In this lecture, we're going to discuss glucose six phosphate dehydrogenase deficiency or G6PD.
G6PD happens because of a metabolic problem. Here's a glucose molecule.
Remember glucose is now broken down into pyruvate and that goes into the Krebs cycle to make ATP.
There's also gluconeogenesis in the event the liver wants to make more sugar.
Glucose has another enzyme from the glucose six phosphate molecule
in that pathway in -- which is glucose six phosphate dehydrogenase.
That feeds into the pentose phosphate shunt whose job it is to make NADPH out of NADP.
NADPH is then used to make glutathione.
And the glutathione is responsible for maintaining our body's vigilant fight against oxygen free radicals.
If we have a deficiency of G6PD we can make less NADPH and that can result in particular for --
from our red cells from being incapable of defending themselves against oxidative stress.
So here's an example of a slide of a patient with G6PD.
What you can see is that the red blood cells have become a little bit more fragile
and they're being cleared by the spleen,
having this bitten out appearance that you can see in that cell right in the center of the slide.
When a special stain is used for their RBCs,
patients may also be found to have Heinz bodies as shown in the slide here.
Heinz bodies are also seen in some thalassemias.
So, patients with G6PD are generally males.
That's because it's an X linked disorder.
And so it's almost exclusively in male patients. This is a prevalent disease.
It's present in about 1 to 2% of the US population
and is more common in certain populations,
in particular patients of African or Middle Eastern descent.
So, what happens to these patients?
Generally, this can result in a male infant with a prolonged jaundice
or even Frank kernicterus because of that red cell breakdown and increased indirect bilirubin.
And, because infants have a harder time clearing that bilirubin they can develop a prolonged jaundice.
Otherwise, development is pretty much normal
and their CBC will look normal until the patient has an event of oxidative stress.
This happens because if for example an ingestion of a food product
that has much oxidative stress within it.
And then these patients will develop an acute hemolytic anemia.
In severe cases, the hemolysis is chronic and there are no periods of relief.
But in most cases this is an episodic thing as a result of a stressful period.
So, what are common sources of oxidative stress in children?
These are things that patients with this condition must avoid for their entire lives.
The classic one is Trimethoprim/Sulfamethoxazole or any sulfur containing medication.

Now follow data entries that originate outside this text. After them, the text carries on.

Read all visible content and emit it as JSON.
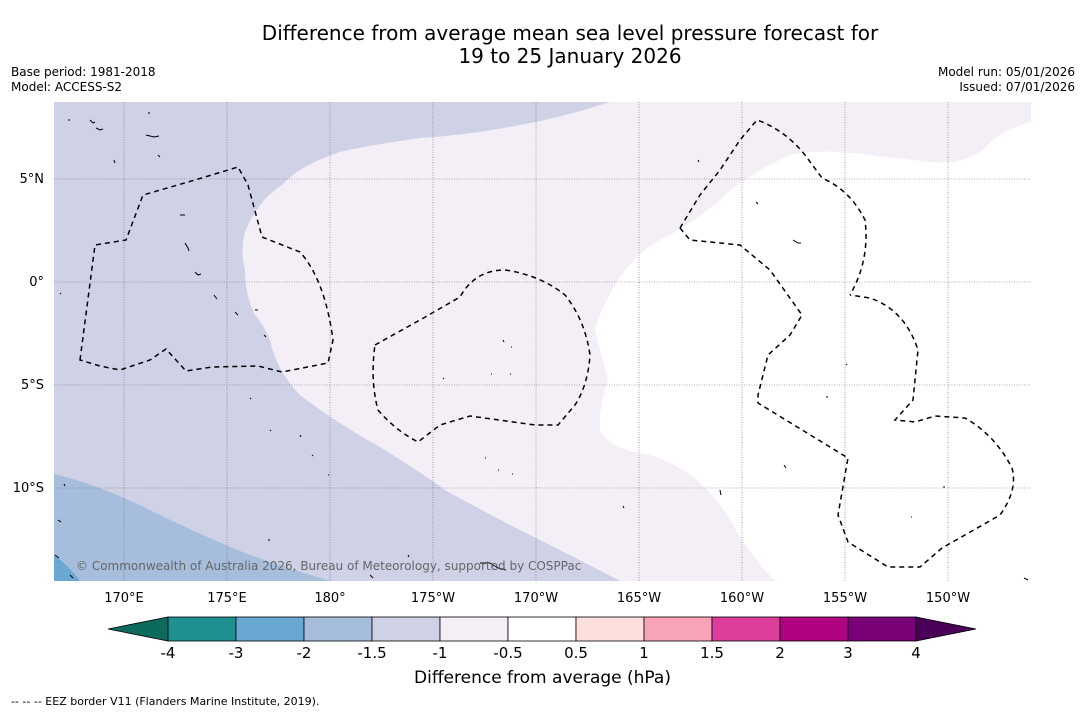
{
  "title": {
    "line1": "Difference from average mean sea level pressure forecast for",
    "line2": "19 to 25 January 2026"
  },
  "meta": {
    "base_period": "Base period: 1981-2018",
    "model": "Model: ACCESS-S2",
    "model_run": "Model run: 05/01/2026",
    "issued": "Issued: 07/01/2026"
  },
  "map": {
    "lat_labels": [
      "5°N",
      "0°",
      "5°S",
      "10°S"
    ],
    "lon_labels": [
      "170°E",
      "175°E",
      "180°",
      "175°W",
      "170°W",
      "165°W",
      "160°W",
      "155°W",
      "150°W"
    ],
    "copyright": "© Commonwealth of Australia 2026, Bureau of Meteorology, supported by COSPPac"
  },
  "colorbar": {
    "ticks": [
      "-4",
      "-3",
      "-2",
      "-1.5",
      "-1",
      "-0.5",
      "0.5",
      "1",
      "1.5",
      "2",
      "3",
      "4"
    ],
    "colors": {
      "below_min": "#0d6b5e",
      "c_-4_-3": "#1f9091",
      "c_-3_-2": "#68a8d2",
      "c_-2_-1.5": "#a6bedc",
      "c_-1.5_-1": "#cfd1e6",
      "c_-1_-0.5": "#f4eef7",
      "c_-0.5_0.5": "#ffffff",
      "c_0.5_1": "#fde0dd",
      "c_1_1.5": "#f9a3b8",
      "c_1.5_2": "#dd3e9c",
      "c_2_3": "#ae0281",
      "c_3_4": "#7a0279",
      "above_max": "#4b0058"
    },
    "label": "Difference from average (hPa)"
  },
  "footer": "--  --  -- EEZ border V11 (Flanders Marine Institute, 2019)."
}
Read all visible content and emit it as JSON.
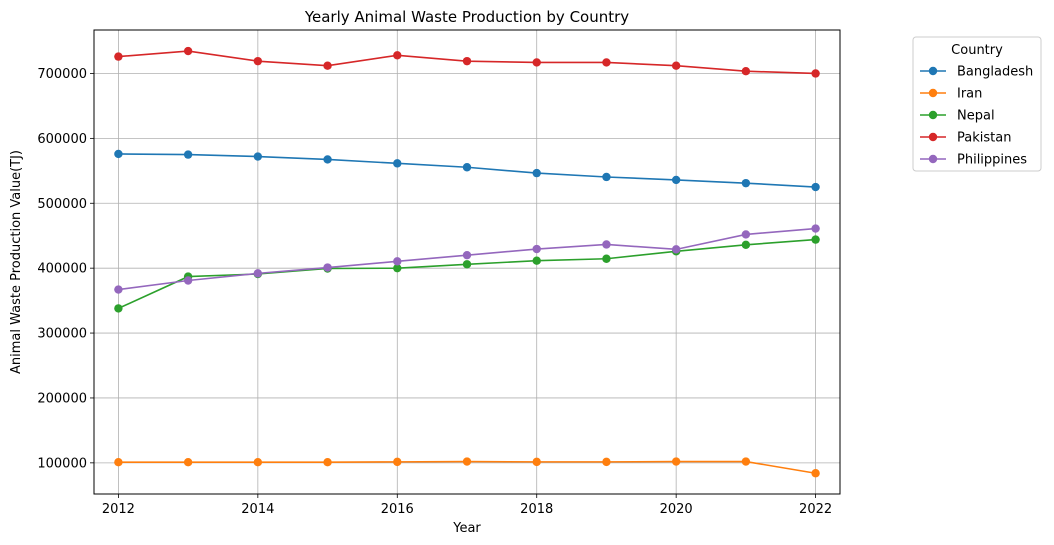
{
  "chart_data": {
    "type": "line",
    "title": "Yearly Animal Waste Production by Country",
    "xlabel": "Year",
    "ylabel": "Animal Waste Production Value(TJ)",
    "x": [
      2012,
      2013,
      2014,
      2015,
      2016,
      2017,
      2018,
      2019,
      2020,
      2021,
      2022
    ],
    "xlim": [
      2011.65,
      2022.35
    ],
    "ylim": [
      52000,
      767000
    ],
    "x_ticks": [
      2012,
      2014,
      2016,
      2018,
      2020,
      2022
    ],
    "x_tick_labels": [
      "2012",
      "2014",
      "2016",
      "2018",
      "2020",
      "2022"
    ],
    "y_ticks": [
      100000,
      200000,
      300000,
      400000,
      500000,
      600000,
      700000
    ],
    "y_tick_labels": [
      "100000",
      "200000",
      "300000",
      "400000",
      "500000",
      "600000",
      "700000"
    ],
    "grid": true,
    "legend_title": "Country",
    "legend_position": "outside-top-right",
    "series": [
      {
        "name": "Bangladesh",
        "color": "#1f77b4",
        "values": [
          576000,
          575000,
          572000,
          567500,
          561500,
          555500,
          546500,
          540500,
          536000,
          531000,
          525000
        ]
      },
      {
        "name": "Iran",
        "color": "#ff7f0e",
        "values": [
          101000,
          101000,
          101000,
          101000,
          101500,
          102000,
          101500,
          101500,
          102000,
          102000,
          84000
        ]
      },
      {
        "name": "Nepal",
        "color": "#2ca02c",
        "values": [
          338000,
          387000,
          391000,
          399500,
          400000,
          406000,
          411500,
          414500,
          426000,
          436000,
          444000
        ]
      },
      {
        "name": "Pakistan",
        "color": "#d62728",
        "values": [
          726000,
          734500,
          719000,
          712000,
          728000,
          719000,
          717000,
          717000,
          712000,
          703500,
          700000
        ]
      },
      {
        "name": "Philippines",
        "color": "#9467bd",
        "values": [
          367000,
          381000,
          392000,
          401000,
          410500,
          420000,
          429500,
          436500,
          429000,
          452000,
          461000
        ]
      }
    ]
  }
}
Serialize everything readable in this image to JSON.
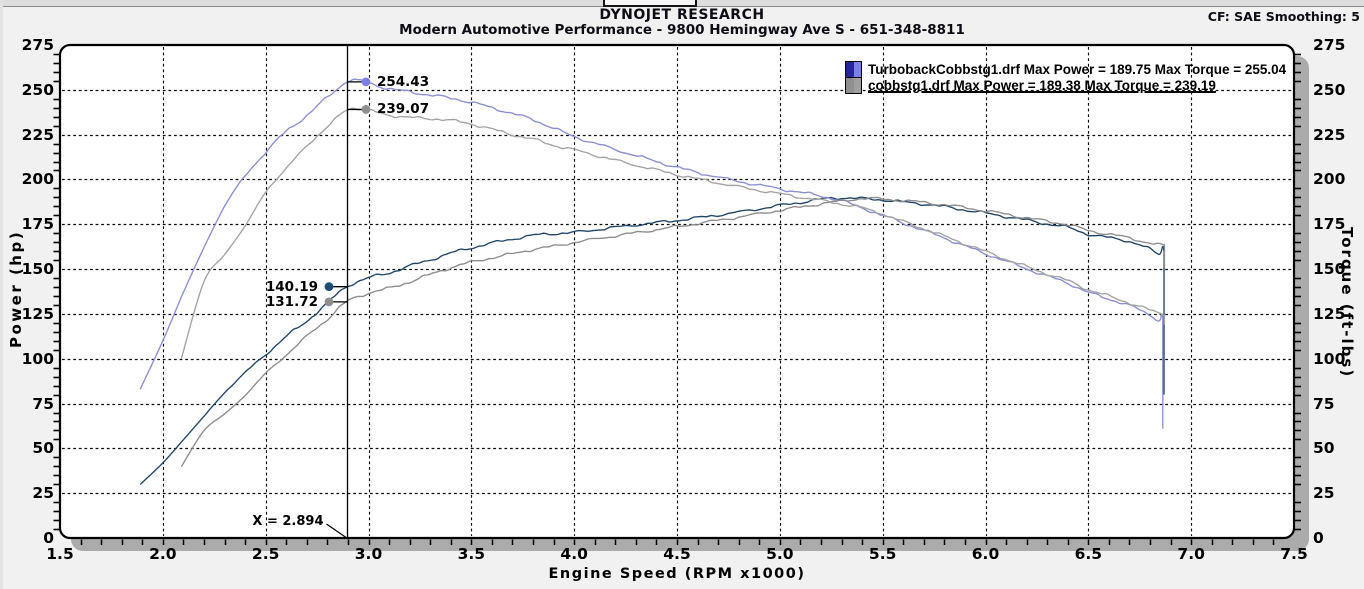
{
  "header": {
    "brand": "DYNOJET RESEARCH",
    "subtitle": "Modern Automotive Performance - 9800 Hemingway Ave S - 651-348-8811",
    "correction": "CF: SAE  Smoothing: 5"
  },
  "chart_data": {
    "type": "line",
    "xlabel": "Engine Speed (RPM x1000)",
    "ylabel_left": "Power (hp)",
    "ylabel_right": "Torque (ft-lbs)",
    "xlim": [
      1.5,
      7.5
    ],
    "ylim": [
      0,
      275
    ],
    "x_ticks": [
      "1.5",
      "2.0",
      "2.5",
      "3.0",
      "3.5",
      "4.0",
      "4.5",
      "5.0",
      "5.5",
      "6.0",
      "6.5",
      "7.0",
      "7.5"
    ],
    "y_ticks": [
      "0",
      "25",
      "50",
      "75",
      "100",
      "125",
      "150",
      "175",
      "200",
      "225",
      "250",
      "275"
    ],
    "grid": "dashed",
    "cursor": {
      "x": 2.894,
      "label": "X = 2.894",
      "readouts": [
        {
          "label": "254.43",
          "value": 254.43,
          "side": "right",
          "color": "#7c80e6"
        },
        {
          "label": "239.07",
          "value": 239.07,
          "side": "right",
          "color": "#8f8f8f"
        },
        {
          "label": "140.19",
          "value": 140.19,
          "side": "left",
          "color": "#1e4d78"
        },
        {
          "label": "131.72",
          "value": 131.72,
          "side": "left",
          "color": "#8f8f8f"
        }
      ]
    },
    "legend": [
      {
        "text": "TurbobackCobbstg1.drf Max Power = 189.75 Max Torque = 255.04",
        "swatch": [
          "#26269a",
          "#7c80e6"
        ],
        "underline": false
      },
      {
        "text": "cobbstg1.drf Max Power = 189.38 Max Torque = 239.19",
        "swatch": [
          "#8f8f8f",
          "#9f9f9f"
        ],
        "underline": true
      }
    ],
    "series": [
      {
        "name": "TurbobackCobbstg1.drf Power",
        "unit": "hp",
        "color": "#1f4468",
        "max": 189.75,
        "drop_to": 80,
        "points": [
          [
            1.89,
            29.9
          ],
          [
            2.0,
            41.9
          ],
          [
            2.1,
            54.8
          ],
          [
            2.2,
            67.9
          ],
          [
            2.3,
            81.0
          ],
          [
            2.4,
            92.3
          ],
          [
            2.5,
            102.3
          ],
          [
            2.6,
            112.4
          ],
          [
            2.7,
            121.0
          ],
          [
            2.8,
            131.1
          ],
          [
            2.894,
            140.19
          ],
          [
            3.0,
            145.1
          ],
          [
            3.1,
            147.9
          ],
          [
            3.2,
            151.7
          ],
          [
            3.3,
            155.2
          ],
          [
            3.4,
            158.9
          ],
          [
            3.5,
            161.9
          ],
          [
            3.6,
            164.5
          ],
          [
            3.7,
            166.8
          ],
          [
            3.8,
            168.8
          ],
          [
            3.9,
            169.8
          ],
          [
            4.0,
            170.5
          ],
          [
            4.2,
            173.3
          ],
          [
            4.4,
            175.9
          ],
          [
            4.5,
            177.2
          ],
          [
            4.6,
            178.6
          ],
          [
            4.8,
            181.8
          ],
          [
            5.0,
            185.5
          ],
          [
            5.1,
            187.2
          ],
          [
            5.2,
            189.0
          ],
          [
            5.3,
            189.75
          ],
          [
            5.4,
            189.3
          ],
          [
            5.5,
            188.6
          ],
          [
            5.6,
            187.4
          ],
          [
            5.7,
            186.3
          ],
          [
            5.8,
            184.8
          ],
          [
            5.9,
            183.0
          ],
          [
            6.0,
            181.2
          ],
          [
            6.1,
            179.3
          ],
          [
            6.2,
            177.3
          ],
          [
            6.3,
            175.2
          ],
          [
            6.4,
            173.2
          ],
          [
            6.5,
            169.5
          ],
          [
            6.6,
            167.5
          ],
          [
            6.7,
            165.5
          ],
          [
            6.8,
            161.0
          ],
          [
            6.845,
            158.5
          ],
          [
            6.862,
            163.0
          ],
          [
            6.868,
            160.0
          ]
        ]
      },
      {
        "name": "TurbobackCobbstg1.drf Torque",
        "unit": "ft-lbs",
        "color": "#8a8ed2",
        "max": 255.04,
        "drop_to": 61,
        "points": [
          [
            1.89,
            83
          ],
          [
            2.0,
            110
          ],
          [
            2.1,
            137
          ],
          [
            2.2,
            162
          ],
          [
            2.3,
            185
          ],
          [
            2.4,
            202
          ],
          [
            2.5,
            215
          ],
          [
            2.6,
            227
          ],
          [
            2.7,
            235.5
          ],
          [
            2.8,
            246
          ],
          [
            2.894,
            254.43
          ],
          [
            2.95,
            255.04
          ],
          [
            3.0,
            254.0
          ],
          [
            3.1,
            250.5
          ],
          [
            3.2,
            249.0
          ],
          [
            3.3,
            247.0
          ],
          [
            3.4,
            245.4
          ],
          [
            3.5,
            243.0
          ],
          [
            3.6,
            240.0
          ],
          [
            3.7,
            236.8
          ],
          [
            3.8,
            233.3
          ],
          [
            3.9,
            228.7
          ],
          [
            4.0,
            223.9
          ],
          [
            4.2,
            216.7
          ],
          [
            4.4,
            210.0
          ],
          [
            4.5,
            206.8
          ],
          [
            4.6,
            203.9
          ],
          [
            4.8,
            198.9
          ],
          [
            5.0,
            194.8
          ],
          [
            5.1,
            192.8
          ],
          [
            5.2,
            190.8
          ],
          [
            5.3,
            188.1
          ],
          [
            5.4,
            184.1
          ],
          [
            5.5,
            180.1
          ],
          [
            5.6,
            175.7
          ],
          [
            5.7,
            171.6
          ],
          [
            5.8,
            167.4
          ],
          [
            5.9,
            162.9
          ],
          [
            6.0,
            158.6
          ],
          [
            6.1,
            154.4
          ],
          [
            6.2,
            150.2
          ],
          [
            6.3,
            146.1
          ],
          [
            6.4,
            142.2
          ],
          [
            6.5,
            137.0
          ],
          [
            6.6,
            133.3
          ],
          [
            6.7,
            129.7
          ],
          [
            6.8,
            124.4
          ],
          [
            6.845,
            121.6
          ],
          [
            6.856,
            124.8
          ],
          [
            6.862,
            122.4
          ]
        ]
      },
      {
        "name": "cobbstg1.drf Power",
        "unit": "hp",
        "color": "#8c8c8c",
        "max": 189.38,
        "drop_to": 151,
        "points": [
          [
            2.09,
            39.8
          ],
          [
            2.2,
            59.9
          ],
          [
            2.3,
            69.2
          ],
          [
            2.4,
            79.5
          ],
          [
            2.5,
            91.9
          ],
          [
            2.6,
            102.0
          ],
          [
            2.7,
            112.6
          ],
          [
            2.8,
            122.1
          ],
          [
            2.894,
            131.72
          ],
          [
            3.0,
            136.6
          ],
          [
            3.1,
            139.3
          ],
          [
            3.2,
            142.9
          ],
          [
            3.3,
            147.0
          ],
          [
            3.4,
            150.8
          ],
          [
            3.5,
            153.9
          ],
          [
            3.6,
            156.3
          ],
          [
            3.7,
            158.5
          ],
          [
            3.8,
            161.0
          ],
          [
            3.9,
            162.7
          ],
          [
            4.0,
            164.9
          ],
          [
            4.2,
            168.5
          ],
          [
            4.4,
            172.0
          ],
          [
            4.5,
            173.7
          ],
          [
            4.6,
            175.4
          ],
          [
            4.8,
            179.0
          ],
          [
            5.0,
            182.8
          ],
          [
            5.1,
            184.6
          ],
          [
            5.2,
            186.4
          ],
          [
            5.3,
            188.0
          ],
          [
            5.4,
            189.38
          ],
          [
            5.5,
            189.0
          ],
          [
            5.6,
            188.2
          ],
          [
            5.7,
            187.2
          ],
          [
            5.8,
            185.9
          ],
          [
            5.9,
            184.3
          ],
          [
            6.0,
            182.5
          ],
          [
            6.1,
            180.6
          ],
          [
            6.2,
            178.6
          ],
          [
            6.3,
            176.7
          ],
          [
            6.4,
            174.8
          ],
          [
            6.5,
            171.5
          ],
          [
            6.6,
            169.5
          ],
          [
            6.7,
            167.3
          ],
          [
            6.8,
            164.5
          ],
          [
            6.87,
            163.0
          ]
        ]
      },
      {
        "name": "cobbstg1.drf Torque",
        "unit": "ft-lbs",
        "color": "#a2a2a2",
        "max": 239.19,
        "drop_to": 119,
        "points": [
          [
            2.09,
            100
          ],
          [
            2.2,
            143
          ],
          [
            2.3,
            158
          ],
          [
            2.4,
            174
          ],
          [
            2.5,
            193
          ],
          [
            2.6,
            206
          ],
          [
            2.7,
            219
          ],
          [
            2.8,
            229
          ],
          [
            2.894,
            239.07
          ],
          [
            2.97,
            239.19
          ],
          [
            3.0,
            238.5
          ],
          [
            3.1,
            236.0
          ],
          [
            3.2,
            234.5
          ],
          [
            3.3,
            234.0
          ],
          [
            3.4,
            232.9
          ],
          [
            3.5,
            231.0
          ],
          [
            3.6,
            228.0
          ],
          [
            3.7,
            225.0
          ],
          [
            3.8,
            222.4
          ],
          [
            3.9,
            219.1
          ],
          [
            4.0,
            216.5
          ],
          [
            4.2,
            210.7
          ],
          [
            4.4,
            205.3
          ],
          [
            4.5,
            202.7
          ],
          [
            4.6,
            200.3
          ],
          [
            4.8,
            195.9
          ],
          [
            5.0,
            192.0
          ],
          [
            5.1,
            190.1
          ],
          [
            5.2,
            188.3
          ],
          [
            5.3,
            186.3
          ],
          [
            5.4,
            184.2
          ],
          [
            5.5,
            180.5
          ],
          [
            5.6,
            176.5
          ],
          [
            5.7,
            172.5
          ],
          [
            5.8,
            168.3
          ],
          [
            5.9,
            164.1
          ],
          [
            6.0,
            159.8
          ],
          [
            6.1,
            155.5
          ],
          [
            6.2,
            151.3
          ],
          [
            6.3,
            147.3
          ],
          [
            6.4,
            143.5
          ],
          [
            6.5,
            138.6
          ],
          [
            6.6,
            134.9
          ],
          [
            6.7,
            131.1
          ],
          [
            6.8,
            127.1
          ],
          [
            6.87,
            124.6
          ]
        ]
      }
    ]
  }
}
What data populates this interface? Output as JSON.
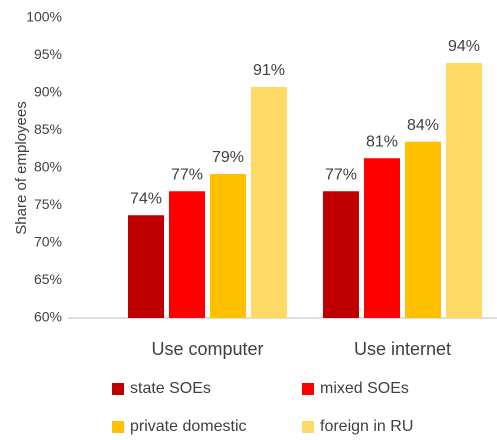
{
  "chart_data": {
    "type": "bar",
    "y_label": "Share of employees",
    "categories": [
      "Use computer",
      "Use internet"
    ],
    "series": [
      {
        "name": "state SOEs",
        "color": "#c00000",
        "values": [
          73.7,
          76.9
        ],
        "value_labels": [
          "74%",
          "77%"
        ]
      },
      {
        "name": "mixed SOEs",
        "color": "#ff0000",
        "values": [
          76.9,
          81.3
        ],
        "value_labels": [
          "77%",
          "81%"
        ]
      },
      {
        "name": "private domestic",
        "color": "#ffc000",
        "values": [
          79.2,
          83.5
        ],
        "value_labels": [
          "79%",
          "84%"
        ]
      },
      {
        "name": "foreign in RU",
        "color": "#ffd966",
        "values": [
          90.8,
          94.0
        ],
        "value_labels": [
          "91%",
          "94%"
        ]
      }
    ],
    "ylim": [
      60,
      100
    ],
    "yticks": [
      {
        "value": 60,
        "label": "60%"
      },
      {
        "value": 65,
        "label": "65%"
      },
      {
        "value": 70,
        "label": "70%"
      },
      {
        "value": 75,
        "label": "75%"
      },
      {
        "value": 80,
        "label": "80%"
      },
      {
        "value": 85,
        "label": "85%"
      },
      {
        "value": 90,
        "label": "90%"
      },
      {
        "value": 95,
        "label": "95%"
      },
      {
        "value": 100,
        "label": "100%"
      }
    ],
    "grid": false,
    "legend": "bottom"
  }
}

Quinolones are also oxidative stresses.
And so children going to malaria prone areas or being treated with malaria drugs must avoid the quinolones.
Remember, if it ends in a quine, such as chloroquine, that's a quinolone.
Nitrofurantion can provide oxidative stress.
So we must avoid this drug especially for treatment of urine tract infections and simple cystitis.
Aspirin might cause problems so we should avoid aspirin.
And although it's not used very commonly, methylene blue should be avoided as well.
More commonly though, foods are the thing that get these patients in trouble
and we have to avoid certain foods specifically fava beans
or these broad based beans are a source of oxidative stress.
Blue food coloring can cause problems.
Tonic water because it has quinine in it can also cause problems.
And interestingly the gluten-free diet can cause problems.
This is because in some gluten-free foods, people insert,
fava beans or some of those broad-based beans as a way to supplement protein.
So, package reading has to be carefully done.
There are randomly other things that can cause it.
Any infection can cause an oxidative stress.
In particular, mothballs if present can cause oxidative stress.
And diabetic ketoacidosis can cause oxidative stress
in a patient who's unfortunate to have both G6PD and type I diabetes.
So, let's look at how these patients present.
Usually, during an oxidative stress moment when they have acute hemolytic anemia
they'll have a period of acute irritability or fatigue.
These children will be tired and they'll be fuzzy.
And, you'll see signs of infection if that's their trigger
but most importantly patients complain that they have Coca-Cola or cola contained -- colored urine.
That's from the hemoglobinuria as a result of the cell breakdown.
Patients on exam will be found to have pallor.
They may have tachycardia and they may have a flow murmur heard best at the upper sternal borders.
These patients may be jaundiced because they suddenly can't clear their cell breakdown.
They may have an acute Hepatosplenomegaly and in severe cases they might go into frank shock.
A CBC shows acute anemia and evidence of hemolysis
and we may get some other labs as well.
An indirect bilirubin will be elevated as well as an LDH.
We can get a serum haptoglobin which will be abnormally low.
Haptoglobin binds to free hemoglobin that's why it's low in intravascular hemolysis.
So, some important key things about G6PD.
First off, always remember it's always about avoidance.
We have to counsel them in terms of things they need to avoid and medications they need to avoid.
If there is an acute hemolysis, we may well need to transfuse.
And for rare cases, especially those cases where there's no period
during which they're not getting a break, we may pursue splenectomy
as a way to mitigate some of that cell breakdown.
So that's a brief summary of G6PD. Thanks for your time.